In 2007, the prize was awarded to Albert Al Gore and Intergovernmental Panel on Climate Change. The committee explained the awarding decision to those two entitities in the following way:
"for their efforts to build up and disseminate greater knowledge about man-made climate change, and to lay the foundations for the measures that are needed to counteract such change"
IPCC has put together scientific knowledge in quite a comprehensive form while Al Gore has pushed policymakers to take action concerning global warming. Establishing scientific consensus on global warming is a difficulty. Regarding the definition of the consensus is that the latter is the agreement on particular issue or type of issue where everyone agrees with it, but in broader terms, nobody believes in. In 1992, professor Richard S. Lindzen wrote a fascinating article, a compelling truth about global warming where he wrote:
"The simple picture of the greenhouse mechanism is seriously oversimplified. Many of us were taught in elementary school that heat is transported by radiation, convection, and conduction. The above representation only refers to radiative transfer. As it turns out, if there were only radiative heat transfer, the greenhouse effect would warm the Earth to about seventy-seven degrees centigrade rather than to fifteen degrees centigrade. In fact, the greenhouse effect is only about 25 percent of what it would be in a pure radiative situation. The reason for this is the presence of convection (heat transport by air motions), which bypasses much of the radiative absorption."
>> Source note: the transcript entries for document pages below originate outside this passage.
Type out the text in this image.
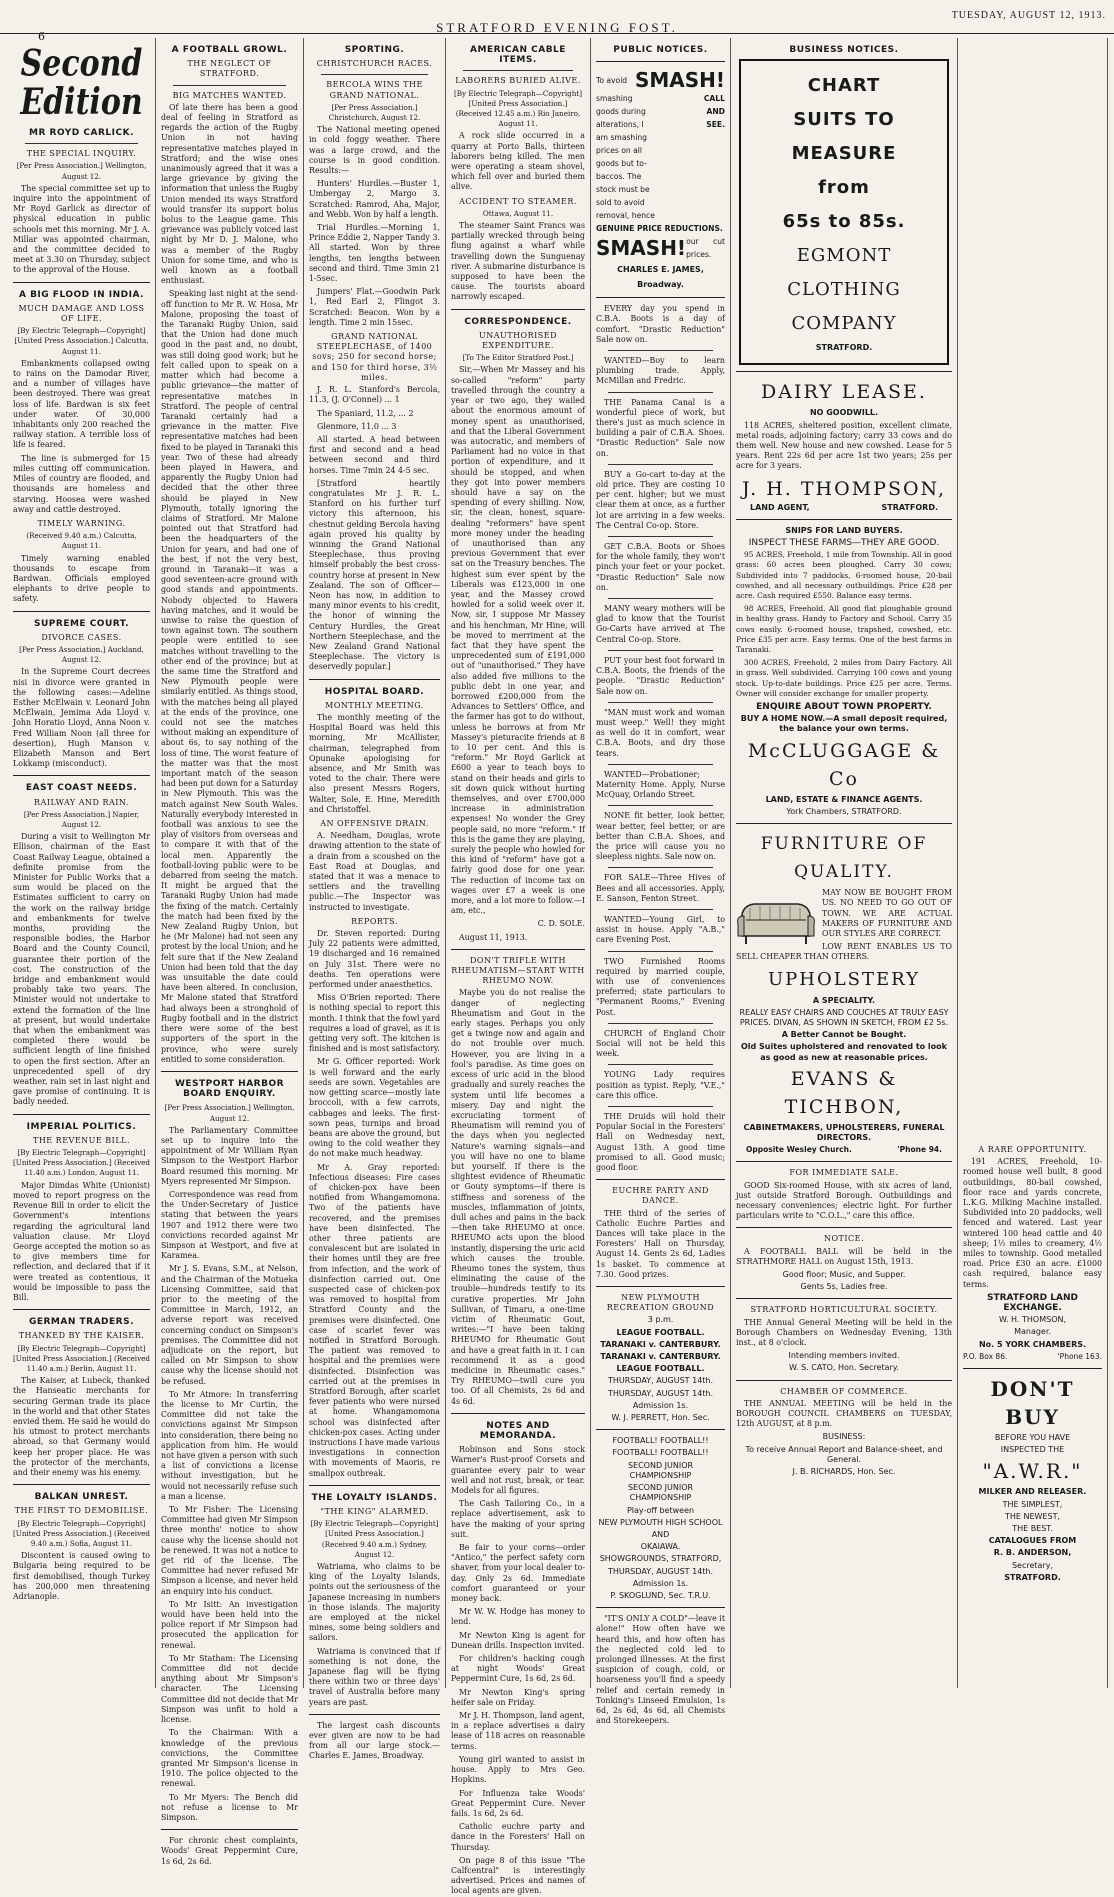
6
STRATFORD EVENING FOST.
TUESDAY, AUGUST 12, 1913.
Second Edition
MR ROYD CARLICK.
THE SPECIAL INQUIRY.
[Per Press Association.] Wellington, August 12.

The special committee set up to inquire into the appointment of Mr Royd Garlick as director of physical education in public schools met this morning. Mr J. A. Millar was appointed chairman, and the committee decided to meet at 3.30 on Thursday, subject to the approval of the House.

A BIG FLOOD IN INDIA.
MUCH DAMAGE AND LOSS OF LIFE.
[By Electric Telegraph—Copyright] [United Press Association.] Calcutta, August 11.

Embankments collapsed owing to rains on the Damodar River, and a number of villages have been destroyed. There was great loss of life. Bardwan is six feet under water. Of 30,000 inhabitants only 200 reached the railway station. A terrible loss of life is feared.

The line is submerged for 15 miles cutting off communication. Miles of country are flooded, and thousands are homeless and starving. Hoosea were washed away and cattle destroyed.

TIMELY WARNING.
(Received 9.40 a.m.) Calcutta, August 11.

Timely warning enabled thousands to escape from Bardwan. Officials employed elephants to drive people to safety.

SUPREME COURT.
DIVORCE CASES.
[Per Press Association.] Auckland, August 12.

In the Supreme Court decrees nisi in divorce were granted in the following cases:—Adeline Esther McElwain v. Leonard John McElwain, Jemima Ada Lloyd v. John Horatio Lloyd, Anna Noon v. Fred William Noon (all three for desertion), Hugh Manson v. Elizabeth Manson and Bert Lokkamp (misconduct).

EAST COAST NEEDS.
RAILWAY AND RAIN.
[Per Press Association.] Napier, August 12.

During a visit to Wellington Mr Ellison, chairman of the East Coast Railway League, obtained a definite promise from the Minister for Public Works that a sum would be placed on the Estimates sufficient to carry on the work on the railway bridge and embankments for twelve months, providing the responsible bodies, the Harbor Board and the County Council, guarantee their portion of the cost. The construction of the bridge and embankment would probably take two years. The Minister would not undertake to extend the formation of the line at present, but would undertake that when the embankment was completed there would be sufficient length of line finished to open the first section. After an unprecedented spell of dry weather, rain set in last night and gave promise of continuing. It is badly needed.

IMPERIAL POLITICS.
THE REVENUE BILL.
[By Electric Telegraph—Copyright] [United Press Association.] (Received 11.40 a.m.) London, August 11.

Major Dimdas White (Unionist) moved to report progress on the Revenue Bill in order to elicit the Government's intentions regarding the agricultural land valuation clause. Mr Lloyd George accepted the motion so as to give members time for reflection, and declared that if it were treated as contentious, it would be impossible to pass the Bill.

GERMAN TRADERS.
THANKED BY THE KAISER.
[By Electric Telegraph—Copyright] [United Press Association.] (Received 11.40 a.m.) Berlin, August 11.

The Kaiser, at Lubeck, thanked the Hanseatic merchants for securing German trade its place in the world and that other States envied them. He said he would do his utmost to protect merchants abroad, so that Germany would keep her proper place. He was the protector of the merchants, and their enemy was his enemy.

BALKAN UNREST.
THE FIRST TO DEMOBILISE.
[By Electric Telegraph—Copyright] [United Press Association.] (Received 9.40 a.m.) Sofia, August 11.

Discontent is caused owing to Bulgaria being required to be first demobilised, though Turkey has 200,000 men threatening Adrianople.

A FOOTBALL GROWL.
THE NEGLECT OF STRATFORD.
BIG MATCHES WANTED.

Of late there has been a good deal of feeling in Stratford as regards the action of the Rugby Union in not having representative matches played in Stratford; and the wise ones unanimously agreed that it was a large grievance by giving the information that unless the Rugby Union mended its ways Stratford would transfer its support bolus bolus to the League game. This grievance was publicly voiced last night by Mr D. J. Malone, who was a member of the Rugby Union for some time, and who is well known as a football enthusiast.

Speaking last night at the send-off function to Mr R. W. Hosa, Mr Malone, proposing the toast of the Taranaki Rugby Union, said that the Union had done much good in the past and, no doubt, was still doing good work; but he felt called upon to speak on a matter which had become a public grievance—the matter of representative matches in Stratford. The people of central Taranaki certainly had a grievance in the matter. Five representative matches had been fixed to be played in Taranaki this year. Two of these had already been played in Hawera, and apparently the Rugby Union had decided that the other three should be played in New Plymouth, totally ignoring the claims of Stratford. Mr Malone pointed out that Stratford had been the headquarters of the Union for years, and had one of the best, if not the very best, ground in Taranaki—it was a good seventeen-acre ground with good stands and appointments. Nobody objected to Hawera having matches, and it would be unwise to raise the question of town against town. The southern people were entitled to see matches without travelling to the other end of the province; but at the same time the Stratford and New Plymouth people were similarly entitled. As things stood, with the matches being all played at the ends of the province, one could not see the matches without making an expenditure of about 6s, to say nothing of the loss of time. The worst feature of the matter was that the most important match of the season had been put down for a Saturday in New Plymouth. This was the match against New South Wales. Naturally everybody interested in football was anxious to see the play of visitors from overseas and to compare it with that of the local men. Apparently the football-loving public were to be debarred from seeing the match. It might be argued that the Taranaki Rugby Union had made the fixing of the match. Certainly the match had been fixed by the New Zealand Rugby Union, but he (Mr Malone) had not seen any protest by the local Union; and he felt sure that if the New Zealand Union had been told that the day was unsuitable the date could have been altered. In conclusion, Mr Malone stated that Stratford had always been a stronghold of Rugby football and in the district there were some of the best supporters of the sport in the province, who were surely entitled to some consideration.

WESTPORT HARBOR BOARD ENQUIRY.
[Per Press Association.] Wellington, August 12.

The Parliamentary Committee set up to inquire into the appointment of Mr William Ryan Simpson to the Westport Harbor Board resumed this morning. Mr Myers represented Mr Simpson.

Correspondence was read from the Under-Secretary of Justice stating that between the years 1907 and 1912 there were two convictions recorded against Mr Simpson at Westport, and five at Karamea.

Mr J. S. Evans, S.M., at Nelson, and the Chairman of the Motueka Licensing Committee, said that prior to the meeting of the Committee in March, 1912, an adverse report was received concerning conduct on Simpson's premises. The Committee did not adjudicate on the report, but called on Mr Simpson to show cause why the license should not be refused.

To Mr Atmore: In transferring the license to Mr Curtin, the Committee did not take the convictions against Mr Simpson into consideration, there being no application from him. He would not have given a person with such a list of convictions a license without investigation, but he would not necessarily refuse such a man a license.

To Mr Fisher: The Licensing Committee had given Mr Simpson three months' notice to show cause why the license should not be renewed. It was not a notice to get rid of the license. The Committee had never refused Mr Simpson a license, and never held an enquiry into his conduct.

To Mr Isitt: An investigation would have been held into the police report if Mr Simpson had prosecuted the application for renewal.

To Mr Statham: The Licensing Committee did not decide anything about Mr Simpson's character. The Licensing Committee did not decide that Mr Simpson was unfit to hold a license.

To the Chairman: With a knowledge of the previous convictions, the Committee granted Mr Simpson's license in 1910. The police objected to the renewal.

To Mr Myers: The Bench did not refuse a license to Mr Simpson.

For chronic chest complaints, Woods' Great Peppermint Cure, 1s 6d, 2s 6d.

SPORTING.
CHRISTCHURCH RACES.
BERCOLA WINS THE GRAND NATIONAL.
[Per Press Association.] Christchurch, August 12.

The National meeting opened in cold foggy weather. There was a large crowd, and the course is in good condition. Results:—

Hunters' Hurdles.—Buster 1, Umbergay 2, Margo 3. Scratched: Ramrod, Aha, Major, and Webb. Won by half a length.

Trial Hurdles.—Morning 1, Prince Eddie 2, Napper Tandy 3. All started. Won by three lengths, ten lengths between second and third. Time 3min 21 1-5sec.

Jumpers' Flat.—Goodwin Park 1, Red Earl 2, Flingot 3. Scratched: Beacon. Won by a length. Time 2 min 15sec.

GRAND NATIONAL STEEPLECHASE, of 1400 sovs; 250 for second horse; and 150 for third horse, 3½ miles.

J. R. L. Stanford's Bercola, 11.3, (J. O'Connel) ... 1

The Spaniard, 11.2, ... 2

Glenmore, 11.0 ... 3

All started. A head between first and second and a head between second and third horses. Time 7min 24 4-5 sec.

[Stratford heartily congratulates Mr J. R. L. Stanford on his further turf victory this afternoon, his chestnut gelding Bercola having again proved his quality by winning the Grand National Steeplechase, thus proving himself probably the best cross-country horse at present in New Zealand. The son of Officer—Neon has now, in addition to many minor events to his credit, the honor of winning the Century Hurdles, the Great Northern Steeplechase, and the New Zealand Grand National Steeplechase. The victory is deservedly popular.]

HOSPITAL BOARD.
MONTHLY MEETING.

The monthly meeting of the Hospital Board was held this morning, Mr McAllister, chairman, telegraphed from Opunake apologising for absence, and Mr Smith was voted to the chair. There were also present Messrs Rogers, Walter, Sole, E. Hine, Meredith and Christoffel.

AN OFFENSIVE DRAIN.

A. Needham, Douglas, wrote drawing attention to the state of a drain from a scoushed on the East Road at Douglas, and stated that it was a menace to settlers and the travelling public.—The Inspector was instructed to investigate.

REPORTS.

Dr. Steven reported: During July 22 patients were admitted, 19 discharged and 16 remained on July 31st. There were no deaths. Ten operations were performed under anaesthetics.

Miss O'Brien reported: There is nothing special to report this month. I think that the fowl yard requires a load of gravel, as it is getting very soft. The kitchen is finished and is most satisfactory.

Mr G. Officer reported: Work is well forward and the early seeds are sown. Vegetables are now getting scarce—mostly late broccoli, with a few carrots, cabbages and leeks. The first-sown peas, turnips and broad beans are above the ground, but owing to the cold weather they do not make much headway.

Mr A. Gray reported: Infectious diseases: Fire cases of chicken-pox have been notified from Whangamomona. Two of the patients have recovered, and the premises have been disinfected. The other three patients are convalescent but are isolated in their homes until they are free from infection, and the work of disinfection carried out. One suspected case of chicken-pox was removed to hospital from Stratford County and the premises were disinfected. One case of scarlet fever was notified in Stratford Borough. The patient was removed to hospital and the premises were disinfected. Disinfection was carried out at the premises in Stratford Borough, after scarlet fever patients who were nursed at home. Whangamomona school was disinfected after chicken-pox cases. Acting under instructions I have made various investigations in connection with movements of Maoris, re smallpox outbreak.

THE LOYALTY ISLANDS.
"THE KING" ALARMED.
[By Electric Telegraph—Copyright] [United Press Association.] (Received 9.40 a.m.) Sydney, August 12.

Watriama, who claims to be king of the Loyalty Islands, points out the seriousness of the Japanese increasing in numbers in those islands. The majority are employed at the nickel mines, some being soldiers and sailors.

Watriama is convinced that if something is not done, the Japanese flag will be flying there within two or three days' travel of Australia before many years are past.

The largest cash discounts ever given are now to be had from all our large stock.—Charles E. James, Broadway.

AMERICAN CABLE ITEMS.
LABORERS BURIED ALIVE.
[By Electric Telegraph—Copyright] [United Press Association.] (Received 12.45 a.m.) Rio Janeiro, August 11.

A rock slide occurred in a quarry at Porto Balls, thirteen laborers being killed. The men were operating a steam shovel, which fell over and buried them alive.

ACCIDENT TO STEAMER.
Ottawa, August 11.

The steamer Saint Francs was partially wrecked through being flung against a wharf while travelling down the Sunguenay river. A submarine disturbance is supposed to have been the cause. The tourists aboard narrowly escaped.

CORRESPONDENCE.
UNAUTHORISED EXPENDITURE.
[To The Editor Stratford Post.]

Sir,—When Mr Massey and his so-called "reform" party travelled through the country a year or two ago, they wailed about the enormous amount of money spent as unauthorised, and that the Liberal Government was autocratic, and members of Parliament had no voice in that portion of expenditure, and it should be stopped, and when they got into power members should have a say on the spending of every shilling. Now, sir, the clean, honest, square-dealing "reformers" have spent more money under the heading of unauthorised than any previous Government that ever sat on the Treasury benches. The highest sum ever spent by the Liberals was £123,000 in one year, and the Massey crowd howled for a solid week over it. Now, sir, I suppose Mr Massey and his henchman, Mr Hine, will be moved to merriment at the fact that they have spent the unprecedented sum of £191,000 out of "unauthorised." They have also added five millions to the public debt in one year, and borrowed £200,000 from the Advances to Settlers' Office, and the farmer has got to do without, unless he borrows at from Mr Massey's pieturacite friends at 8 to 10 per cent. And this is "reform." Mr Royd Garlick at £600 a year to teach boys to stand on their heads and girls to sit down quick without hurting themselves, and over £700,000 increase in administration expenses! No wonder the Grey people said, no more "reform." If this is the game they are playing, surely the people who howled for this kind of "reform" have got a fairly good dose for one year. The reduction of income tax on wages over £7 a week is one more, and a lot more to follow.—I am, etc.,

C. D. SOLE.

August 11, 1913.

DON'T TRIFLE WITH RHEUMATISM—START WITH RHEUMO NOW.

Maybe you do not realise the danger of neglecting Rheumatism and Gout in the early stages. Perhaps you only get a twinge now and again and do not trouble over much. However, you are living in a fool's paradise. As time goes on excess of uric acid in the blood gradually and surely reaches the system until life becomes a misery. Day and night the excruciating torment of Rheumatism will remind you of the days when you neglected Nature's warning signals—and you will have no one to blame but yourself. If there is the slightest evidence of Rheumatic or Gouty symptoms—if there is stiffness and soreness of the muscles, inflammation of joints, dull aches and pains in the back—then take RHEUMO at once. RHEUMO acts upon the blood instantly, dispersing the uric acid which causes the trouble. Rheumo tones the system, thus eliminating the cause of the trouble—hundreds testify to its curative properties. Mr John Sullivan, of Timaru, a one-time victim of Rheumatic Gout, writes:—"I have been taking RHEUMO for Rheumatic Gout and have a great faith in it. I can recommend it as a good medicine in Rheumatic cases." Try RHEUMO—twill cure you too. Of all Chemists, 2s 6d and 4s 6d.

NOTES AND MEMORANDA.

Robinson and Sons stock Warner's Rust-proof Corsets and guarantee every pair to wear well and not rust, break, or tear. Models for all figures.

The Cash Tailoring Co., in a replace advertisement, ask to have the making of your spring suit.

Be fair to your corns—order "Antico," the perfect safety corn shaver, from your local dealer to-day. Only 2s 6d. Immediate comfort guaranteed or your money back.

Mr W. W. Hodge has money to lend.

Mr Newton King is agent for Dunean drills. Inspection invited.

For children's hacking cough at night Woods' Great Peppermint Cure, 1s 6d, 2s 6d.

Mr Newton King's spring heifer sale on Friday.

Mr J. H. Thompson, land agent, in a replace advertises a dairy lease of 118 acres on reasonable terms.

Young girl wanted to assist in house. Apply to Mrs Geo. Hopkins.

For Influenza take Woods' Great Peppermint Cure. Never fails. 1s 6d, 2s 6d.

Catholic euchre party and dance in the Foresters' Hall on Thursday.

On page 8 of this issue "The Calfcentral" is interestingly advertised. Prices and names of local agents are given.

PUBLIC NOTICES.
To avoid SMASH!
smashing
goods during
alterations, I
am smashing
prices on all
goods but to-
baccos. The
stock must be
sold to avoid
removal, hence
CALL AND SEE.
GENUINE PRICE REDUCTIONS.
SMASH! our cut prices.
CHARLES E. JAMES,
Broadway.

EVERY day you spend in C.B.A. Boots is a day of comfort. "Drastic Reduction" Sale now on.

WANTED—Boy to learn plumbing trade. Apply, McMillan and Fredric.

THE Panama Canal is a wonderful piece of work, but there's just as much science in building a pair of C.B.A. Shoes. "Drastic Reduction" Sale now on.

BUY a Go-cart to-day at the old price. They are costing 10 per cent. higher; but we must clear them at once, as a further lot are arriving in a few weeks. The Central Co-op. Store.

GET C.B.A. Boots or Shoes for the whole family, they won't pinch your feet or your pocket. "Drastic Reduction" Sale now on.

MANY weary mothers will be glad to know that the Tourist Go-Carts have arrived at The Central Co-op. Store.

PUT your best foot forward in C.B.A. Boots, the friends of the people. "Drastic Reduction" Sale now on.

"MAN must work and woman must weep." Well! they might as well do it in comfort, wear C.B.A. Boots, and dry those tears.

WANTED—Probationer; Maternity Home. Apply, Nurse McQuay, Orlando Street.

NONE fit better, look better, wear better, feel better, or are better than C.B.A. Shoes, and the price will cause you no sleepless nights. Sale now on.

FOR SALE—Three Hives of Bees and all accessories. Apply, E. Sanson, Fenton Street.

WANTED—Young Girl, to assist in house. Apply "A.B.," care Evening Post.

TWO Furnished Rooms required by married couple, with use of conveniences preferred; state particulars to "Permanent Rooms," Evening Post.

CHURCH of England Choir Social will not be held this week.

YOUNG Lady requires position as typist. Reply, "V.E.," care this office.

THE Druids will hold their Popular Social in the Foresters' Hall on Wednesday next, August 13th. A good time promised to all. Good music; good floor.

EUCHRE PARTY AND DANCE.

THE third of the series of Catholic Euchre Parties and Dances will take place in the Foresters' Hall on Thursday, August 14. Gents 2s 6d, Ladies 1s basket. To commence at 7.30. Good prizes.

NEW PLYMOUTH RECREATION GROUND
3 p.m.
LEAGUE FOOTBALL.
TARANAKI v. CANTERBURY.
TARANAKI v. CANTERBURY.
LEAGUE FOOTBALL.
THURSDAY, AUGUST 14th.
THURSDAY, AUGUST 14th.
Admission 1s.
W. J. PERRETT, Hon. Sec.
FOOTBALL! FOOTBALL!!
FOOTBALL! FOOTBALL!!
SECOND JUNIOR CHAMPIONSHIP
SECOND JUNIOR CHAMPIONSHIP
Play-off between
NEW PLYMOUTH HIGH SCHOOL
AND
OKAIAWA.
SHOWGROUNDS, STRATFORD,
THURSDAY, AUGUST 14th.
Admission 1s.
P. SKOGLUND, Sec. T.R.U.

"IT'S ONLY A COLD"—leave it alone!" How often have we heard this, and how often has the neglected cold led to prolonged illnesses. At the first suspicion of cough, cold, or hoarseness you'll find a speedy relief and certain remedy in Tonking's Linseed Emulsion, 1s 6d, 2s 6d, 4s 6d, all Chemists and Storekeepers.

BUSINESS NOTICES.
CHART
SUITS TO MEASURE
from
65s to 85s.
EGMONT CLOTHING
COMPANY
STRATFORD.
DAIRY LEASE.
NO GOODWILL.

118 ACRES, sheltered position, excellent climate, metal roads, adjoining factory; carry 33 cows and do them well. New house and new cowshed. Lease for 5 years. Rent 22s 6d per acre 1st two years; 25s per acre for 3 years.

J. H. THOMPSON,
LAND AGENT,	STRATFORD.
SNIPS FOR LAND BUYERS.
INSPECT THESE FARMS—THEY ARE GOOD.

95 ACRES, Freehold, 1 mile from Township. All in good grass: 60 acres been ploughed. Carry 30 cows; Subdivided into 7 paddocks, 6-roomed house, 20-bail cowshed, and all necessary outbuildings. Price £28 per acre. Cash required £550. Balance easy terms.

98 ACRES, Freehold. All good flat ploughable ground in healthy grass. Handy to Factory and School. Carry 35 cows easily. 6-roomed house, trapshed, cowshed, etc. Price £35 per acre. Easy terms. One of the best farms in Taranaki.

300 ACRES, Freehold, 2 miles from Dairy Factory. All in grass. Well subdivided. Carrying 100 cows and young stock. Up-to-date buildings. Price £25 per acre. Terms. Owner will consider exchange for smaller property.

ENQUIRE ABOUT TOWN PROPERTY.
BUY A HOME NOW.—A small deposit required, the balance your own terms.
McCLUGGAGE & Co
LAND, ESTATE & FINANCE AGENTS.
York Chambers, STRATFORD.
FURNITURE OF QUALITY.

MAY NOW BE BOUGHT FROM US. NO NEED TO GO OUT OF TOWN. WE ARE ACTUAL MAKERS OF FURNITURE AND OUR STYLES ARE CORRECT.

LOW RENT ENABLES US TO SELL CHEAPER THAN OTHERS.

UPHOLSTERY
A SPECIALITY.
REALLY EASY CHAIRS AND COUCHES AT TRULY EASY PRICES. DIVAN, AS SHOWN IN SKETCH, FROM £2 5s.
A Better Cannot be Bought.
Old Suites upholstered and renovated to look as good as new at reasonable prices.
EVANS & TICHBON,
CABINETMAKERS, UPHOLSTERERS, FUNERAL DIRECTORS.
Opposite Wesley Church.	'Phone 94.
FOR IMMEDIATE SALE.

GOOD Six-roomed House, with six acres of land, just outside Stratford Borough. Outbuildings and necessary conveniences; electric light. For further particulars write to "C.O.L.," care this office.

NOTICE.

A FOOTBALL BALL will be held in the STRATHMORE HALL on August 15th, 1913.

Good floor; Music, and Supper.
Gents 5s, Ladies free.
STRATFORD HORTICULTURAL SOCIETY.

THE Annual General Meeting will be held in the Borough Chambers on Wednesday Evening, 13th inst., at 8 o'clock.

Intending members invited.
W. S. CATO, Hon. Secretary.
CHAMBER OF COMMERCE.

THE ANNUAL MEETING will be held in the BOROUGH COUNCIL CHAMBERS on TUESDAY, 12th AUGUST, at 8 p.m.

BUSINESS:
To receive Annual Report and Balance-sheet, and General.
J. B. RICHARDS, Hon. Sec.
A RARE OPPORTUNITY.

191 ACRES, Freehold, 10-roomed house well built, 8 good outbuildings, 80-bail cowshed, floor race and yards concrete, L.K.G. Milking Machine installed. Subdivided into 20 paddocks, well fenced and watered. Last year wintered 100 head cattle and 40 sheep; 1½ miles to creamery, 4½ miles to township. Good metalled road. Price £30 an acre. £1000 cash required, balance easy terms.

STRATFORD LAND EXCHANGE.
W. H. THOMSON,
Manager.
No. 5 YORK CHAMBERS.
P.O. Box 86.	'Phone 163.
DON'T BUY
BEFORE YOU HAVE
INSPECTED THE
"A.W.R."
MILKER AND RELEASER.
THE SIMPLEST,
THE NEWEST,
THE BEST.
CATALOGUES FROM
R. B. ANDERSON,
Secretary,
STRATFORD.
Source: Richard S. Lindzen: Global Warming, The Origin and Nature of the Alledged Scientific Consensus (link)
In the course of global warming debate, there are several sceptics. On the issue of global warming, the understanding of science is crucial to the analytical predictions and estimates in the future about this particular issue. In addition, it is essential to separate science from non-science. Remember what Mr. Gore said in the interview on ABC when Mr. Stephanopoulos confronted him with the fact that the best estimates of rising sea levels are far less dire than he suggests in his movie:
"Scientists don't have any models that give them a high level of confidence."
Economist published a well-argued and notable article, judging whether Al Gore truly deserved to get a Nobel prize. In fact, the question is since when a movie which could hardly be identified as a documentary can serve as a tool for decision-making over such a distinguished award as a Nobel prize for peace. Clearly, the term "peace" includes effort that support the institution of peace in relation to preventing conflicts and suggesting solutions to solve particular complex problems. For instance, if there is a vast empirical evidence on the positive correlation between the decline of regional conflicts and free trade, then free international exchange is, in fact, the contributor to peace.
In Guardian, Bjorn Lomborg wrote a sizzling article on the Nobel prize for peace in this year. Have you read Mr. Lindzen's article Don't believe the hype? Here is a link to the article where professor Lindzen summarizes the fact that there is actually no consensus on global warming:
"So what, then, is one to make of this alleged debate? I would suggest at least three points.
First, nonscientists generally do not want to bother with understanding the science. Claims of consensus relieve policy types, environmental advocates and politicians of any need to do so. Such claims also serve to intimidate the public and even scientists--especially those outside the area of climate dynamics. Secondly, given that the question of human attribution largely cannot be resolved, its use in promoting visions of disaster constitutes nothing so much as a bait-and-switch scam. That is an inauspicious beginning to what Mr. Gore claims is not a political issue but a "moral" crusade.
Lastly, there is a clear attempt to establish truth not by scientific methods but by perpetual repetition. An earlier attempt at this was accompanied by tragedy. Perhaps Marx was right. This time around we may have farce--if we're lucky."